Accordingly, for the reasons set forth herein, this court awards petitioner a final judgment of possession. The warrant of eviction shall issue forthwith, with execution of the warrant stayed until July 31, 2007.

The clerk is directed to mail a copy of this decision to all parties.

This constitutes the decision and order of this court.

Dated:June 15, 2007

New York, NY

_________________________________DAVID B. COHEN, J.H.C.

TO:

New York County District Attorney's Office

Attorneys for Petitioner

One Hogan Place

New York, NY

By: Susan C. Roque, Esq.

Lenox Hill Neighborhood House

Attorneys for Respondent-Tenant,

Janeth Villarreal

331 East 70th Street

New York, NY

By: Nadya E. Rosen, Esq.

New York City Housing Authority

Law Department

Attorneys for Respondent-Landlord

250 Broadway, 8th Floor

New York, NY

By: John Cannavo, Esq. Footnotes

Footnote 1: Respondent's eldest daughter, Inez, is married and lives in New Jersey. A NYCHA Affidavit of Income and Family Composition document ("NYCHA Affidavit") dated March 25, 2005, list respondent's adult children, Rocio, Raul, Lila, Eugenio, and Ronald, as residing with her in the subject apartment. Although based on data from 2003, this is the most recent NYCHA Affidavit in respondent's file, according to Lewis Barnett, a NYCHA Housing Assistant at the building. The tenant is under a continuing obligation to provide updated information.

Footnote 2:Paragraph 12(r) of the lease states that it shall be the Tenant's obligation:

To assure that the Tenant, any member of the household, a guest, or another person under the Tenant's control, shall not engage in:

(i) Any criminal activity that threatens the health, safety, or right to peaceful enjoyment of the Development by other residents or by the Landlord's employees, or

(ii) Any violent or drug-related criminal activity on or off the Leased Premises or the Development, or

(iii) Any activity, on or off the Leased Premises or the Development, that results in a felony conviction[.]

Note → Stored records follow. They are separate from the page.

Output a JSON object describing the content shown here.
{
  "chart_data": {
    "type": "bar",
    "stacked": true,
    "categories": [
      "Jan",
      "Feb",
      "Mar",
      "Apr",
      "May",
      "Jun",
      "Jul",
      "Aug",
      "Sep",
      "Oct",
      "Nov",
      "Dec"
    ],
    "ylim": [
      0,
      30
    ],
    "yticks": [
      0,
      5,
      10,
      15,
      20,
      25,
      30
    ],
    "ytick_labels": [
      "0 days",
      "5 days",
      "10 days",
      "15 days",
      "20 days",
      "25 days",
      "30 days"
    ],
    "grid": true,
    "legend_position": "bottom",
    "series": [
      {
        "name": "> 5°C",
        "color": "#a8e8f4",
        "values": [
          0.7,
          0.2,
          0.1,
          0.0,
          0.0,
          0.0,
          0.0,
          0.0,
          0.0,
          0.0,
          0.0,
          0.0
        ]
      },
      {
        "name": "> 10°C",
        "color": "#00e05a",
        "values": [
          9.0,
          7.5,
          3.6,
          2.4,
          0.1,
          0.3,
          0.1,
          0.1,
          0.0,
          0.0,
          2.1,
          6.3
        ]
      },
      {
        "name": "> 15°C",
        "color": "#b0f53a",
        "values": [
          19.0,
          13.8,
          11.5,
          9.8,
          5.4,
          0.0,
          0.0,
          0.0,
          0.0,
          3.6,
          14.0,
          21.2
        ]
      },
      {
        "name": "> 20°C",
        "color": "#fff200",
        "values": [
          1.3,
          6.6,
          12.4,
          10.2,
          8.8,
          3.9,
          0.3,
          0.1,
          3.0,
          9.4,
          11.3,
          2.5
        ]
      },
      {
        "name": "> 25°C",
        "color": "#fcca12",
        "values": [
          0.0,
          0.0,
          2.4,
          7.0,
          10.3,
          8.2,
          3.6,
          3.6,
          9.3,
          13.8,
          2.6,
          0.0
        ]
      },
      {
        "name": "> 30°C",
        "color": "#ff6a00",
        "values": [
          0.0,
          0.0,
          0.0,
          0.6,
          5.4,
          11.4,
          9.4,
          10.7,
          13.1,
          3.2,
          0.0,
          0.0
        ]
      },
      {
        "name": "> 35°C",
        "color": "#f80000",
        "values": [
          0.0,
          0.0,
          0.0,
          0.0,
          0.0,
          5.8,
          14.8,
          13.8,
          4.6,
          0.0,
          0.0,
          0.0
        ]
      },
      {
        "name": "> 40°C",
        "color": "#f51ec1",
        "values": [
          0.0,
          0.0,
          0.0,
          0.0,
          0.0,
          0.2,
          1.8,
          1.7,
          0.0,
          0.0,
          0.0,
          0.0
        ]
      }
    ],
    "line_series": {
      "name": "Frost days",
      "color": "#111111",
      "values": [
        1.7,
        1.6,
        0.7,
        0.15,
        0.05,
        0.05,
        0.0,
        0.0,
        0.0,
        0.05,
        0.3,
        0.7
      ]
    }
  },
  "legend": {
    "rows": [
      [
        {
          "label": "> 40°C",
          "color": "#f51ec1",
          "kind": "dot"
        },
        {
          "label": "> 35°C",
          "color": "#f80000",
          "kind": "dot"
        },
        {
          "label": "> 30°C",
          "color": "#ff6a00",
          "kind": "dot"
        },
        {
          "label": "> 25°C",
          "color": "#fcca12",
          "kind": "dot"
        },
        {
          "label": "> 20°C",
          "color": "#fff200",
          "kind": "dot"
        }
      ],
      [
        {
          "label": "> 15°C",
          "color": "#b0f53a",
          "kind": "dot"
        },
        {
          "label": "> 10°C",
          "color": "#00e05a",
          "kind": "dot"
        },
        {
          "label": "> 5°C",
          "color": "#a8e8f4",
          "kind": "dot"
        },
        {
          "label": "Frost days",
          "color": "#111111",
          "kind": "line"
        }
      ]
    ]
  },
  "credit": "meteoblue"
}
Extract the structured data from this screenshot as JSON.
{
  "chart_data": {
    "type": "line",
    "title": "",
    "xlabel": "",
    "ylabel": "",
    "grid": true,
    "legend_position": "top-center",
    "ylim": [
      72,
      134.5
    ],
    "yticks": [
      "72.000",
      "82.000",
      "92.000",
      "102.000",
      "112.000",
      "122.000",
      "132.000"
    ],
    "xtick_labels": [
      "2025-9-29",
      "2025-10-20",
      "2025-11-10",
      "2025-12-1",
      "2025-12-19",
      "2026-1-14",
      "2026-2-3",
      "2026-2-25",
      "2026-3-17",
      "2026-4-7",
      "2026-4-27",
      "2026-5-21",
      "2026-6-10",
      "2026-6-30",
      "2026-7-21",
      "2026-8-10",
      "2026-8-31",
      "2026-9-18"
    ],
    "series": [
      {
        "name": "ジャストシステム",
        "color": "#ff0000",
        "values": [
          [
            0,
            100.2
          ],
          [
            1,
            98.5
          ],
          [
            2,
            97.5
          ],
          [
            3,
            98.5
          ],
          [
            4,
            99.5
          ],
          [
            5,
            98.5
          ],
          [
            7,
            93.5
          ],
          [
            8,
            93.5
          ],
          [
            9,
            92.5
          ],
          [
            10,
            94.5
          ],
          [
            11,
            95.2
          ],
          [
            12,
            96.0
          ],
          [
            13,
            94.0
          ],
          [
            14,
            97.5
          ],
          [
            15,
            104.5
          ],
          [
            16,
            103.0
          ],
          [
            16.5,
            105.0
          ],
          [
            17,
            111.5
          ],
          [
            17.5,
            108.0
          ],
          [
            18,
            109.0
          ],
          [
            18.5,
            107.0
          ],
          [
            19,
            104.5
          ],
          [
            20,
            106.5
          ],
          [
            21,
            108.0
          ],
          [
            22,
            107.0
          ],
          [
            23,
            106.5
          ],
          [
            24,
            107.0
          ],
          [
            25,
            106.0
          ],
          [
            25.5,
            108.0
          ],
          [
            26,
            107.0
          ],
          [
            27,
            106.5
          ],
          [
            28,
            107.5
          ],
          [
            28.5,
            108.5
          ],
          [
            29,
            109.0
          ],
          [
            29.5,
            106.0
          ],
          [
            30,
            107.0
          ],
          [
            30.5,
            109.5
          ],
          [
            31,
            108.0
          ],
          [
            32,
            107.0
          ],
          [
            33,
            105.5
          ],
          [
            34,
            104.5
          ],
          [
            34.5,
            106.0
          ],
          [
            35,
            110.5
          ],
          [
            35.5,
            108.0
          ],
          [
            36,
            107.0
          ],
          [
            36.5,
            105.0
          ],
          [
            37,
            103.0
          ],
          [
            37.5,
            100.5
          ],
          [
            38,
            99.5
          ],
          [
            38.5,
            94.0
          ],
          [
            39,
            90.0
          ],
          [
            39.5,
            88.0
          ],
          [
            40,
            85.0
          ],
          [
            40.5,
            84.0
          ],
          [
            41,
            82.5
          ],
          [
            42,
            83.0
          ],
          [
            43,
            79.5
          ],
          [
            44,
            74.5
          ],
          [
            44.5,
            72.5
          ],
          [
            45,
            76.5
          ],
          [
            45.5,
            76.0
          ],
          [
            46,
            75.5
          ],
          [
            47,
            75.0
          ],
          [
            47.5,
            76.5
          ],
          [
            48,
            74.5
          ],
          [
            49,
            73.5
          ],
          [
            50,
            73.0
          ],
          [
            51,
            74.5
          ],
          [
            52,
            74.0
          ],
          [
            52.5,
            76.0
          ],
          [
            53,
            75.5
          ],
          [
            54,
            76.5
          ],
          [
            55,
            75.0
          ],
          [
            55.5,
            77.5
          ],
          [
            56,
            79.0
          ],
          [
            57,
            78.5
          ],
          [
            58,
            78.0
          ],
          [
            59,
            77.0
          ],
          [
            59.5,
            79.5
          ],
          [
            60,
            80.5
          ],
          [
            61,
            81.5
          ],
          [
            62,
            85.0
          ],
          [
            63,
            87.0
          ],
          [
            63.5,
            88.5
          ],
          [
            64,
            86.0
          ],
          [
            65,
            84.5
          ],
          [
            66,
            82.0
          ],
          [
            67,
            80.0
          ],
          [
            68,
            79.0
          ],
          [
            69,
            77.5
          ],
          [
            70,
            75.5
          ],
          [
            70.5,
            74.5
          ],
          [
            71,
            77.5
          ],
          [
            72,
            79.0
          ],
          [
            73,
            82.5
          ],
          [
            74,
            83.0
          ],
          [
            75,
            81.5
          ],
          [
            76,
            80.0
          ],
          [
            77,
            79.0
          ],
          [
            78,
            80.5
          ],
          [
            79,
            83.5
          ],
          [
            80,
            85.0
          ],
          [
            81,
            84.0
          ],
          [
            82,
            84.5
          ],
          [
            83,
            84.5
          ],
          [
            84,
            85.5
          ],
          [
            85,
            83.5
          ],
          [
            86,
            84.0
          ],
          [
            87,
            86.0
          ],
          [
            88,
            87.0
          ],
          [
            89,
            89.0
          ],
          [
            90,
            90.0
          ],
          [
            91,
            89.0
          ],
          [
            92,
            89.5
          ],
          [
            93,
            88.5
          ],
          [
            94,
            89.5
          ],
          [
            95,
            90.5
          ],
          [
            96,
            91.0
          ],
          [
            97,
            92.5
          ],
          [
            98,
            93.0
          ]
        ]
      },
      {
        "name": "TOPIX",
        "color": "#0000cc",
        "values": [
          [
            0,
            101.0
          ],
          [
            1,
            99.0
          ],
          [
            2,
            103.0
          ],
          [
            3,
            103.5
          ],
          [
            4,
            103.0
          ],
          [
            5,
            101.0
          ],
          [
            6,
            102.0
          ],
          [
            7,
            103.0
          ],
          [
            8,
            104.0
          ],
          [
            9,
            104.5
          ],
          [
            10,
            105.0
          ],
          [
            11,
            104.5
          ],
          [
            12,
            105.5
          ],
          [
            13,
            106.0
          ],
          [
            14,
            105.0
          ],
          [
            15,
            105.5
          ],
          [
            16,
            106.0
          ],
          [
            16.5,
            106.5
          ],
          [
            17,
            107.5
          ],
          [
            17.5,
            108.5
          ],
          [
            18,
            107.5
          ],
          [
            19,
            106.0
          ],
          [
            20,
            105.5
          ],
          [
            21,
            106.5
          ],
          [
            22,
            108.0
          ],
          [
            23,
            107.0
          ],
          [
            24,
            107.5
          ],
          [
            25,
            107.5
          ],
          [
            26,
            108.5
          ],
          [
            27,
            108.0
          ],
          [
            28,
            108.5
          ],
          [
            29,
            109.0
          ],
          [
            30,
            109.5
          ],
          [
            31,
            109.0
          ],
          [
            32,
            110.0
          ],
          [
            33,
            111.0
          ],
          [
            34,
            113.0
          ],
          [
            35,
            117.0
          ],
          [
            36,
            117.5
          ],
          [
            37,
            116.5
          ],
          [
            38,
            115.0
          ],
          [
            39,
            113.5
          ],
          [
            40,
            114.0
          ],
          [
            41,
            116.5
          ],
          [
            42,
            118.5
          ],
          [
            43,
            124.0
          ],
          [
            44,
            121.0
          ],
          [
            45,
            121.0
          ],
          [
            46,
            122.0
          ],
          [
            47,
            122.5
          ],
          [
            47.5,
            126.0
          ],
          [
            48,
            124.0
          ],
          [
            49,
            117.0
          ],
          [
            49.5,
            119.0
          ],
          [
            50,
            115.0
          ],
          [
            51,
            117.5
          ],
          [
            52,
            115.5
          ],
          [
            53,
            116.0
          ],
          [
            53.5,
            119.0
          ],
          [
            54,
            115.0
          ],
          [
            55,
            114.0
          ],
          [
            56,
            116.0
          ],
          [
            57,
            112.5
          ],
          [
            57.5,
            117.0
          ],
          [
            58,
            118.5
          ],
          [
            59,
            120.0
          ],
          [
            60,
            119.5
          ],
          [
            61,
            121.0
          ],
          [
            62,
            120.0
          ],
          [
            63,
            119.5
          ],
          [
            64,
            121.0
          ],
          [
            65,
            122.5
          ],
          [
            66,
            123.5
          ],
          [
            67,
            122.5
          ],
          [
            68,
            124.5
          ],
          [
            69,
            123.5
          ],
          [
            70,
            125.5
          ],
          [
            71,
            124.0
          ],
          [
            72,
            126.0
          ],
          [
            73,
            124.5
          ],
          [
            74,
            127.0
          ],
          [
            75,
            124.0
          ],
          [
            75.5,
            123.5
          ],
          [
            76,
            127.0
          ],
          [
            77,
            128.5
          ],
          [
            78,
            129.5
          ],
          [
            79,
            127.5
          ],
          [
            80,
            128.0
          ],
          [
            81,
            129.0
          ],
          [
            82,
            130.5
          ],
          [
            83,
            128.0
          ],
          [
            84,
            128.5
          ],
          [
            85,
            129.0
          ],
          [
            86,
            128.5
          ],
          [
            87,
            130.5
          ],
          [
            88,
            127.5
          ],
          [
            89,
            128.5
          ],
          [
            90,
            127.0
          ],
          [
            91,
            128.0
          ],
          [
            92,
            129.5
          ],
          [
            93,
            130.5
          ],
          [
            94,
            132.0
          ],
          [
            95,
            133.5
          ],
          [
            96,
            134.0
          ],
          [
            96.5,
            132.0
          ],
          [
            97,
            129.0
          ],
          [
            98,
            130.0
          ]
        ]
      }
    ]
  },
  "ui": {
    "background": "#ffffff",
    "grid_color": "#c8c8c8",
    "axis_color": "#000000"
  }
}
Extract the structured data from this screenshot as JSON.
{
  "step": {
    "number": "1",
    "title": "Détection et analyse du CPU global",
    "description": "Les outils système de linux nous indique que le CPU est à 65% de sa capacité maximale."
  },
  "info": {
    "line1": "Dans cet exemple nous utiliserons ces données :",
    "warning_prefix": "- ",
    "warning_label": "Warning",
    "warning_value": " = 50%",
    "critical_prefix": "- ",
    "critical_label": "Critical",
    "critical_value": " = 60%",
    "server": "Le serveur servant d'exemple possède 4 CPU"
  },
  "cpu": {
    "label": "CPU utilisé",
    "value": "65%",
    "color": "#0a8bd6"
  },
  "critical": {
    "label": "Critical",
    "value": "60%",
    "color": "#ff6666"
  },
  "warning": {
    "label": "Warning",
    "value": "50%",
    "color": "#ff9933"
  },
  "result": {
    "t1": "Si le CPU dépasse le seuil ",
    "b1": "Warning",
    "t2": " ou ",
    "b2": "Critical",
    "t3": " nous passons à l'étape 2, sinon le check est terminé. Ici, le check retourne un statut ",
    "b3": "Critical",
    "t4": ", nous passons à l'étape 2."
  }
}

Footnote 3:Laboratory analysis determined this to be 5/8 ounce and 15.6 grains of cocaine.

Footnote 4:In two other bedrooms of the premises, cash, airline tickets, a driver's license, and other items, were recovered.

Footnote 5: The other two occupants of the apartment were initially arrested, but charges were subsequently dismissed against them.

Footnote 6:Respondent identified her signature and handwriting on this document.

Footnote 7:Ronald is listed in the block on the form for "non-residents" of the apartment, whereas the other four children are listed in the block for "residents." The latter only provides four spaces, therefore, it is unlikely that Ronald was intentionally listed as a "non-resident" but rather, that respondent merely ran out of space in the "resident" block.

Footnote 8:Respondent initially testified that the police were lying about finding drugs in the apartment, but upon being confronted during cross-examination with her prior, inconsistent out-of-court statements, respondent conceded that any drugs recovered would have been for Ronald's "personal use" and maintained that no drugs were ever "sold" in her home.

Footnote 9:The housing agreement signed by the tenant in Rucker is substantially similar to section 12 (r) (ii) of the drug-free clause in respondent's NYCHA lease agreement. Moreover, the activity which has brought on this proceeding has resulted in a felony conviction as per section 12 (r) (iii) of respondent's lease.

Footnote 10:Furthermore, NYCHA supports respondent's eviction. Respondent argues that she should not be evicted because Rucker leaves discretion to the local public housing authority to determine whether a tenant should be evicted and provides factors that the housing authority could weigh in its determination. The weighing of these factors and the bringing of eviction proceedings by the housing authority are not, however, required by Rucker but placed within the discretion of the local housing authority (NYCHA). In fact, in this case NYCHA joins in this proceeding to evict respondent, and specifically requested that petitioner commence this proceeding.